The Plasma Module is tailor-made to model and simulate low-temperature plasma sources and systems. Engineers and scientists use it to gain insight into the physics of discharges and gauge the performance of existing or potential designs. The module can perform analysis in all space dimensions – 1D, 2D, and 3D. Plasma systems are, by their very nature, complicated systems with a high degree of nonlinearity. Small changes to the electrical input or plasma chemistry can result in significant changes in the discharge characteristics.

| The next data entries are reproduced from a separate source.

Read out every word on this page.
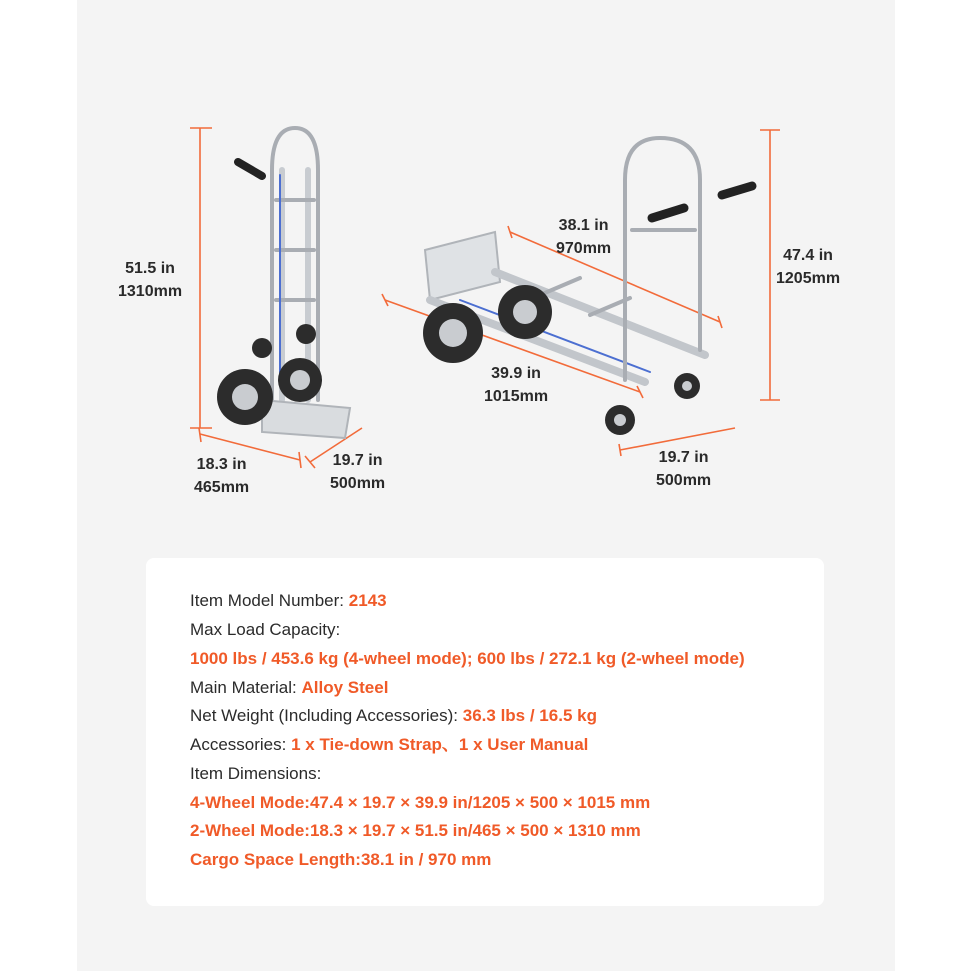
51.5 in
1310mm
18.3 in
465mm
19.7 in
500mm
38.1 in
970mm	47.4 in
1205mm
39.9 in
1015mm
19.7 in
500mm
Item Model Number: 2143
Max Load Capacity:
1000 lbs / 453.6 kg (4-wheel mode); 600 lbs / 272.1 kg (2-wheel mode)
Main Material: Alloy Steel
Net Weight (Including Accessories): 36.3 lbs / 16.5 kg
Accessories: 1 x Tie-down Strap、1 x User Manual
Item Dimensions:
4-Wheel Mode:47.4 × 19.7 × 39.9 in/1205 × 500 × 1015 mm
2-Wheel Mode:18.3 × 19.7 × 51.5 in/465 × 500 × 1310 mm
Cargo Space Length:38.1 in / 970 mm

Low-temperature plasmas represent the amalgamation of fluid mechanics, reaction engineering, physical kinetics, heat transfer, mass transfer, and electromagnetics – a significant multiphysics system, in other words. The Plasma Module is a specialized tool for modeling non-equilibrium discharges, which occur in a wide range of engineering disciplines. The Plasma Module consists of a suite of physics interfaces that allow arbitrary systems to be modeled. These support the modeling of phenomena such as: direct current discharges, inductively-coupled plasmas, and microwave plasmas. A set of documented example models, with step-by-step descriptions of the modeling process, along with a user’s guide accompany the Plasma Module.

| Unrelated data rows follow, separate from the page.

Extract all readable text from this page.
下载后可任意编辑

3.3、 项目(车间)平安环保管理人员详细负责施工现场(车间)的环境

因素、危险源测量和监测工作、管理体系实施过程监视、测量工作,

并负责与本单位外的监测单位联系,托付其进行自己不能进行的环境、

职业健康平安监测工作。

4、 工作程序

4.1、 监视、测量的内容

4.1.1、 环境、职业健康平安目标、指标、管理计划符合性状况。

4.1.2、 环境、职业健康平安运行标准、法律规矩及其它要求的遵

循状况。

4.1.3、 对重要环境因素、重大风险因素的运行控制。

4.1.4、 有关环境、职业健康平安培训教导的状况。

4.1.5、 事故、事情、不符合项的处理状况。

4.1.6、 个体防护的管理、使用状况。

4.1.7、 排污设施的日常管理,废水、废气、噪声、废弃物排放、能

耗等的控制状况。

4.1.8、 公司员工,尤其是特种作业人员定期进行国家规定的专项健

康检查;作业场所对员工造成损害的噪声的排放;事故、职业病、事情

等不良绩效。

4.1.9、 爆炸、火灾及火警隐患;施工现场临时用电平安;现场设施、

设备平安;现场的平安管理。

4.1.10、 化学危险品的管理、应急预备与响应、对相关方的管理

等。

This model simulates a negative corona discharge occurring in between two co-axially fashioned conductors. The negative electric potential is applied to the inner conductor and the exterior conductor is grounded. The modeled discharge is simulated in argon at atmospheric pressure.
This model simulates electrical breakdown in an atmospheric pressure gas. Modeling dielectric barrier discharges in more than one dimension is possible, but the results can be difficult to interpret because of the amount of competing physics in the problem.
In this simple model the problem is reduced to 1D by assuming the dielectric gap is much smaller than the diameter of the plates. To highlight the physics of the breakdown process, the model uses a simple argon chemistry, which keeps the number of species and reactions to a minimum.
The GEC cell was introduced by NIST in order to provide a standardized platform for experimental and modeling studies of discharges in different laboratories. The plasma is sustained via inductive heating. The Reference Cell operates as an inductively-coupled plasma in this model.
This model investigates the electrical characteristics of the GEC reference cell for argon chemistry.
Wave heated discharges may be very simple, where a plane wave is guided into a reactor using a waveguide, or very complicated as in the case with ECR (electron cyclotron resonance) reactors. In this example, a wave is launched into reactor and an Argon plasma is created. The wave is partially absorbed and reflected by the plasma which sustains the plasma.
The NIST Gaseous Electronics Conference has provided a platform for studying Capacitively Coupled Plasma (CCP) reactors, which is what this application is based upon.
The operating principle of a capacitively coupled plasma is different when compared to the inductive case. In a CCP reactor, the plasma is sustained by applying a sinusoidal electrostatic potential across a small gap filled with a low pressure gas (typically 1 Torr and in this case, the gas is Argon). The mechanism of power deposition into a CCP reactor is highly nonlinear and the system needs sufficient RF cycles in order to reach a periodic steady-state solution.
This application allows the user to provide inputs to configure the properties of both the plasma and the dielectric along with general operation inputs such as the physical dimensions of the cell, the number of RF cycles and driving frequency and voltage.
Plots show time/period averaged data and instantaneous data over the last RF cycle, along with excited species evolution. Animations of the time-averaged data are also available. Furher, the CCP Simulator returns period-averaged deposited power and the peak current.
The underlying physics of a capacitively coupled plasma is rather complicated, even for rather simple geometric configurations and plasma chemistries. This model benchmarks the Capacitively Coupled Plasma physics interface against many different codes.
Surface chemistry is often the most important and most overlooked aspect of reacting flow modeling. Surface rate expressions can be hard to find or not even exist at all. Often it is preferable to use sticking coefficients to describe surface reactions because they can be estimated intuitively.
The tutorial model simulates outgassing from a wafer during a chemical vapor deposition (CVD) process. Careful attention is paid to the overall mass balance in the system and the difference between the mass averaged velocity and diffusion velocity is explored.
One of the most useful quantites of interest after solving a self-consistent plasma model is the ion energy distribution function (IEDF). The magnitude and shape of the IEDF depends on many of the discharge parameters; pressure, plasma potential, sheath width etc. At very low pressures the plasma sheath is said to be collisionless, meaning that the ion energy is not retarded by collisions with the background gas. At higher pressures the ions collide with the background gas molecules in the sheath and their energy at the moment of impact with a surface is reduced. This model requires the Particle Tracing Module.